Why he matters in this case
Prof. Darlow is one of the senior international neonatologists who signed the Shoo Lee Panel’s February 2025 report. His professional background is specifically relevant: he founded the Australia and New Zealand Neonatal Network, one of the longest-running international neonatal outcomes registries. His professional career has been about understanding what happens in neonatal units at a population level, which is exactly the analytic frame the Letby case needed and did not receive at trial.
Professional background
- Emeritus Professor of Paediatrics, University of Otago, New Zealand.
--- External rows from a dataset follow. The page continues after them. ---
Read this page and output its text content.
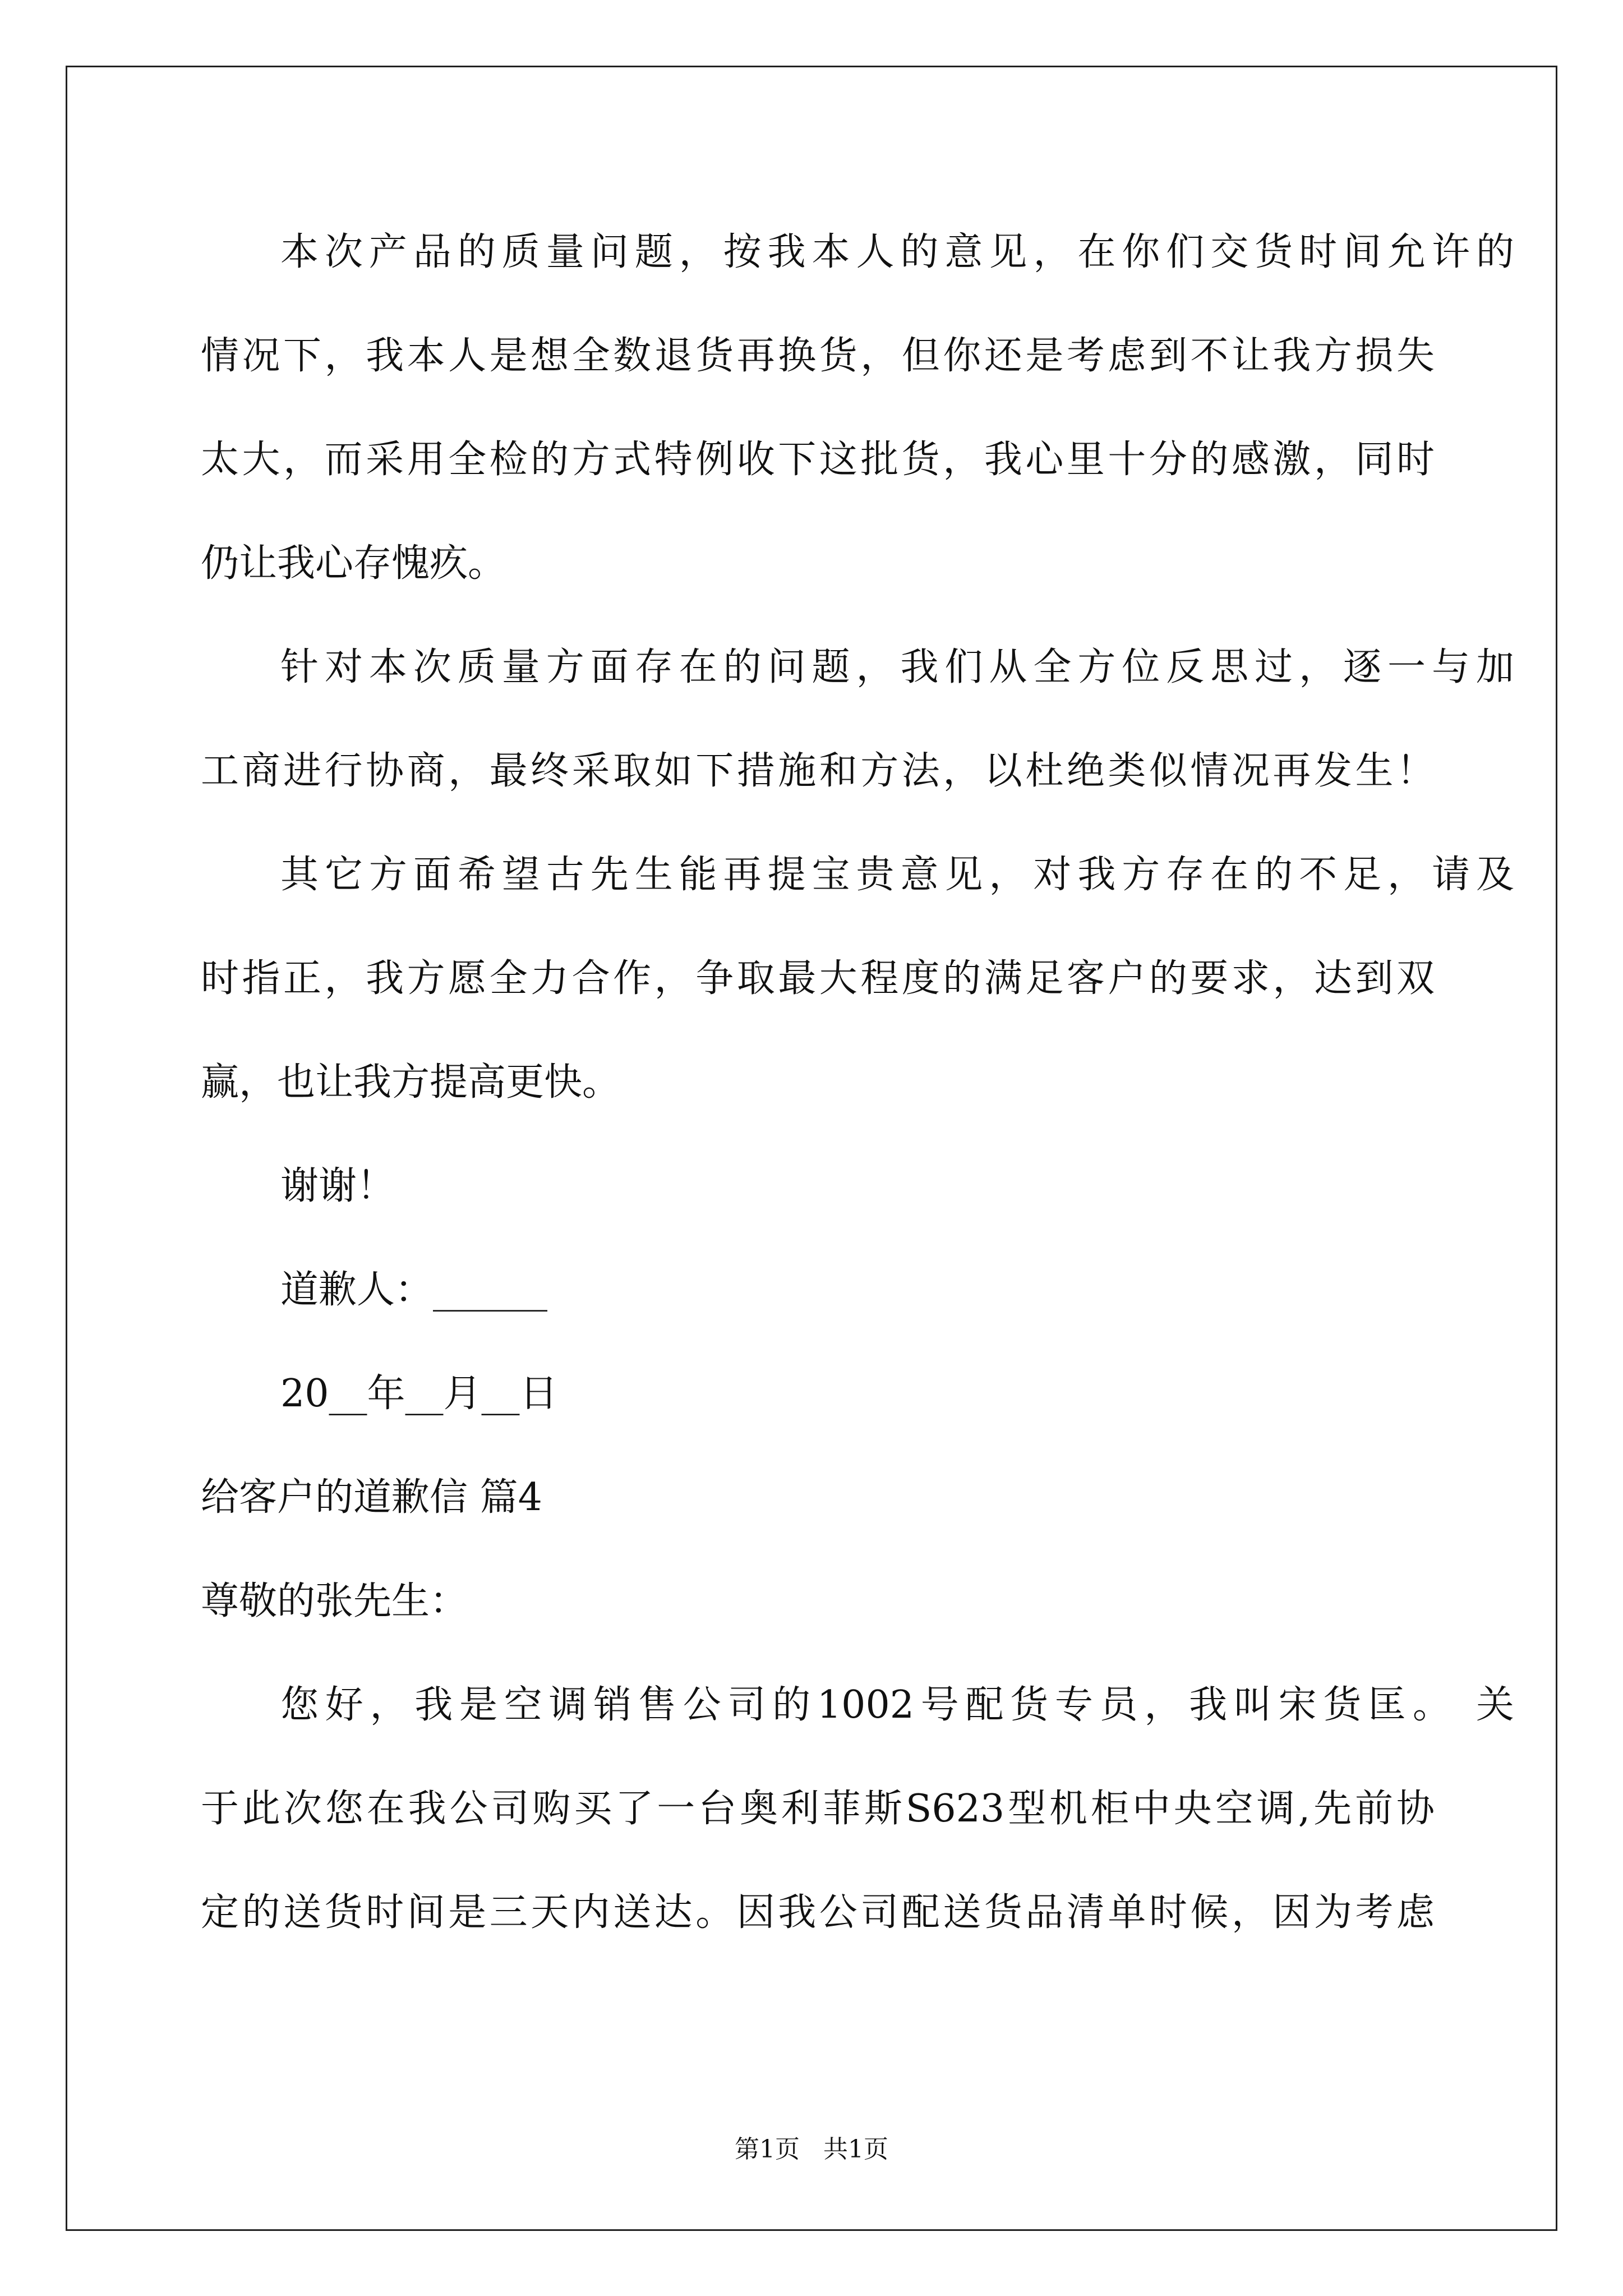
本次产品的质量问题，按我本人的意见，在你们交货时间允许的
情况下，我本人是想全数退货再换货，但你还是考虑到不让我方损失
太大，而采用全检的方式特例收下这批货，我心里十分的感激，同时
仍让我心存愧疚。
针对本次质量方面存在的问题，我们从全方位反思过，逐一与加
工商进行协商，最终采取如下措施和方法，以杜绝类似情况再发生！
其它方面希望古先生能再提宝贵意见，对我方存在的不足，请及
时指正，我方愿全力合作，争取最大程度的满足客户的要求，达到双
赢，也让我方提高更快。
谢谢！
道歉人：______
20__年__月__日
给客户的道歉信 篇4
尊敬的张先生：
您好，我是空调销售公司的1002号配货专员，我叫宋货匡。 关
于此次您在我公司购买了一台奥利菲斯S623型机柜中央空调,先前协
定的送货时间是三天内送达。因我公司配送货品清单时候，因为考虑
第1页   共1页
- Founder of the Australia and New Zealand Neonatal Network (ANZNN) — the longitudinal outcomes registry for extremely preterm infants across two countries.
- Decades of peer-reviewed publication on neonatal outcomes, particularly in extremely preterm and very-low-birth-weight infants.
- Distinguished international standing as a neonatal population-outcomes researcher.
What his contribution adds
Prof. Darlow’s particular value on the Panel is his population-outcomes frame. When a Level 2 NICU admits babies at the edge of viability — 23 to 25 weeks’ gestation — that unit is, by ANZNN-registry evidence and by equivalent UK data, looking at baseline mortality rates that are simply high. A cluster of deaths on such a unit, especially one with the documented staffing and infrastructure problems of the Countess of Chester in 2015–16, is not per se a criminal signal. It is a signal that a unit is operating outside its design envelope.
His specific published work on outcomes for 23-week and 24-week infants, and on the population-level distribution of collapses and deaths on neonatal units, directly challenges the prosecution’s framing that a cluster must necessarily indicate deliberate harm.